The model first estimates the growth in number of residential ACs and fridges, commercial cooling and refrigeration, cars, buses, and all other HFC emitting sectors. This, in combination with best estimates of leakage rates and refrigerant charge rates, leads to estimates of future HFC emissions for India.

See Reducing stress on India’s energy grid through efficient and climate-friendly air conditioning refrigerants

Assuming an average economic growth of 6.9% between 2015 and 2050, and current estimates of charge and leakage rates, the study finds that if HFCs are not phased down (Business as Usual or BAU scenario), total cumulative HFC emissions from India will be 6.55 GtCO2-eq between 2010 and 2050. As HFC consumption for meeting servicing demands is expected to be high, market transformation will need to happen at least by 2026 or so for meeting a freeze in consumption in 2031.

CEEW analysis shows that if the Indian proposal is implemented, HFC emissions from India will keep on increasing and peak around 2035, though these will be lower compared to BAU from 2026 onwards.

Looking at emissions only till 2050, CEEW analysis finds that 4.2 GtCO2-eq is avoided between 2010 and 2050, which is 64% of the total HFCs which will emitted between 2010 and 2050 if HFC consumption is not frozen. Between 2050 and 2100 however, avoided HFC emissions amount to almost 42 GtCO2-eq. Thus one can see that in terms of emissions, the decline will be seen as soon as 2026, but will have impact on all subsequent years till the end of century.

If the North American proposal is adopted instead, then Indian HFC emissions between 2010 and 2050 will be reduced by over 80%. Of course, if charge rates decline in the future, and leakages are controlled across sectors, the estimates of uncontrolled HFC emissions as well as that of avoided emissions if any amendment gets through will be could be much lower.

Putting HFC emissions in the context of carbon emissions, the soon to be released study finds that even with a higher assumption on leakage rates across sectors, HFC emissions will be less than 7% of the total carbon dioxide emissions in 2050. This is because India’s electricity is coal intensive, and even with higher penetration of renewable energy it will still be fossil intensive unless stringent decarbonisation policies are pursued. But 7% can be a significant figure in India’s broader GHG emission mitigation strategy.

The significance

In 2010, all governments agreed to do everything they could to keep average global temperature rise within two degrees Celsius. The global carbon budget to meet that target is 1,000 GtCO2-eq. If 40 GtCO2-eq emissions are avoided only from India, then the Indian amendment will definitely have a far reaching global impact in efforts towards a climate friendly global regime.

The challenges of course are issues related to safety, intellectual property and cost. The first two are technical issues, while the third needs thorough economic assessment so as to understand what cost will be borne by the Indian industry for the proposed transition.
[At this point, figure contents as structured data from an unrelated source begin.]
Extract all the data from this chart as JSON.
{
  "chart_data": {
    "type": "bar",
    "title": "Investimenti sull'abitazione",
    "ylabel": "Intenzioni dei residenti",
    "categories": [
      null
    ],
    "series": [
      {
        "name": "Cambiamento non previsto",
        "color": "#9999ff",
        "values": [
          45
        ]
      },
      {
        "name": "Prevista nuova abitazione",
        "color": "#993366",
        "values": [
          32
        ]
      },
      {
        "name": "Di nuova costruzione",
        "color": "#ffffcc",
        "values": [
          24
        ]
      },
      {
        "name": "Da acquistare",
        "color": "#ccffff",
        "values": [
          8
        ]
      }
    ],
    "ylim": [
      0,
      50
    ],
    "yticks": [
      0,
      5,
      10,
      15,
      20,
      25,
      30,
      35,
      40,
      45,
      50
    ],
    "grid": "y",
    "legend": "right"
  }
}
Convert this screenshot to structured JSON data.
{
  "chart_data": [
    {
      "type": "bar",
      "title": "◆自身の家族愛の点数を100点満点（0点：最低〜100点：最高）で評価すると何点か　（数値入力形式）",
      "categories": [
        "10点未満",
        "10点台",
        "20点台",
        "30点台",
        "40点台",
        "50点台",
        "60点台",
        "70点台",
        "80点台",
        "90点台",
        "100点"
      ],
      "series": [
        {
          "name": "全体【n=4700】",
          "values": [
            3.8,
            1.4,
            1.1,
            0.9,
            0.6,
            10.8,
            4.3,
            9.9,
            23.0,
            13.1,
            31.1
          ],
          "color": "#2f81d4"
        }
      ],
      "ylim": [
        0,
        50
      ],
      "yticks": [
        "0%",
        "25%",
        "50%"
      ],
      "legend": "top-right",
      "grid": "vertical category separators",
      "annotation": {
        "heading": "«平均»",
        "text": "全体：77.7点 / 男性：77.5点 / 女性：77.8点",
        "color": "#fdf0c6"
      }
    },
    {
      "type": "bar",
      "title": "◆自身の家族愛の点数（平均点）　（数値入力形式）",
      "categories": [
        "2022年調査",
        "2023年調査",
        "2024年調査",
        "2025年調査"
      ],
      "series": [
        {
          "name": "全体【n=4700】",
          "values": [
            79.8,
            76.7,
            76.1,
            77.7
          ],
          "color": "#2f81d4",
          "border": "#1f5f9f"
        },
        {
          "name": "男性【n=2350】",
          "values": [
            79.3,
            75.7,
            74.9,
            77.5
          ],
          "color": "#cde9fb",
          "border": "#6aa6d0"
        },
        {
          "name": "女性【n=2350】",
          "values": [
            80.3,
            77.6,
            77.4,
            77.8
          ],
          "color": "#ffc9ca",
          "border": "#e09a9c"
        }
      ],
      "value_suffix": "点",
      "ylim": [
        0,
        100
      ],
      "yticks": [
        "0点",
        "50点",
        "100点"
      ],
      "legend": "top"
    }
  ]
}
Though there are broad level cost estimates by the UN’s Technology and Economic Assessment Panel, country specific research and estimates are required, which will give higher confidence to the industry as well as government representatives. The Indian proposal states that developing countries should get the ‘full’ cost of conversion away from HFCs, not just the ‘incremental’ cost.

It is yet to be seen which amendment will be accepted, but it should be very clear that this decision will depend on timelines of the effort and cost of transition. The Indian government has made a positive move on the HFC front, and the global climate community hopes that this commitment is reflected at the climate summit in Paris later this year.